A mass $m$ is attached to two springs as shown in the figure. The spring constants of the two springs are $K_1$ and $K_2$. For the frictionless surface, the time period of oscillation of mass $m$ is:

• A. \(2 \pi \sqrt{\frac{m}{K_1-K_2}}\)
• B. \(\frac{1}{2 \pi} \sqrt{\frac{K_1-K_2}{m}}\)
• C. \(\frac{1}{2 \pi} \sqrt{\frac{K_1+K_2}{m}}\)
• D. \(2 \pi \sqrt{\frac{m}{K_1+K_2}}\)

Answer 1

The Correct Option is D

Both the springs are in parallel.
\(\begin{aligned} & K_{e q}=K_1+K_2 \\ & T=2 \pi \sqrt{\frac{m}{K_{e q}}}=2 \pi \sqrt{\frac{m}{K_1+K_2}} \end{aligned}\)

Answer 2

Springs in Parallel Oscillation Problem

Step 1: Springs in Parallel

The two springs are connected in parallel, meaning that they experience the same displacement when the mass oscillates.

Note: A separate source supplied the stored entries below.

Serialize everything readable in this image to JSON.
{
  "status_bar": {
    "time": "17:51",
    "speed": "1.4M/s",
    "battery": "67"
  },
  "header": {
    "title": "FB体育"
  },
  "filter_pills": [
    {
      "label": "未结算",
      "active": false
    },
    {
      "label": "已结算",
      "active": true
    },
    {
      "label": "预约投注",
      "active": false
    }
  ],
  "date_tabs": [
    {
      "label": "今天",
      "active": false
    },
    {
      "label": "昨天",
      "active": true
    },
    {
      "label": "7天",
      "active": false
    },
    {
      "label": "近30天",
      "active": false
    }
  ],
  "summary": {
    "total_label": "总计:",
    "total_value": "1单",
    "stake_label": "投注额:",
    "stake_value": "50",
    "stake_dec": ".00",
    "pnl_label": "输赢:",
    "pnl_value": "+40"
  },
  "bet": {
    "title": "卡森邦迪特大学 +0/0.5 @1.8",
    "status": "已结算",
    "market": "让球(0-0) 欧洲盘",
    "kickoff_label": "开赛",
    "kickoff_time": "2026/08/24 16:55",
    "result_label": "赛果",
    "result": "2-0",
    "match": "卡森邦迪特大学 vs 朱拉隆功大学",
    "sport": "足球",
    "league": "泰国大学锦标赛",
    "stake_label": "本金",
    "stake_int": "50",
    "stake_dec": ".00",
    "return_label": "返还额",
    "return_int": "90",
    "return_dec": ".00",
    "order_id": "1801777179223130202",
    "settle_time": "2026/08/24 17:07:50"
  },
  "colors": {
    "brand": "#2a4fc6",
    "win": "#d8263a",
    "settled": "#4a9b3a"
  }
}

Step 2: Equivalent Spring Constant

For springs in parallel, the equivalent spring constant (\( K_{eq} \)) is the sum of the individual spring constants:

\( K_{eq} = K_1 + K_2 \)

Step 3: Time Period of Oscillation

The time period (T) of oscillation for a mass-spring system is given by:

\( T = 2\pi \sqrt{\frac{m}{K}} \)

where \( m \) is the mass and \( K \) is the spring constant. In this case, we use the equivalent spring constant:

\( T = 2\pi \sqrt{\frac{m}{K_{eq}}} = 2\pi \sqrt{\frac{m}{K_1 + K_2}} \)

Conclusion:

The time period of oscillation of mass \( m \) is \( \mathbf{2\pi \sqrt{\frac{m}{K_1+K_2}}} \) (Option 4).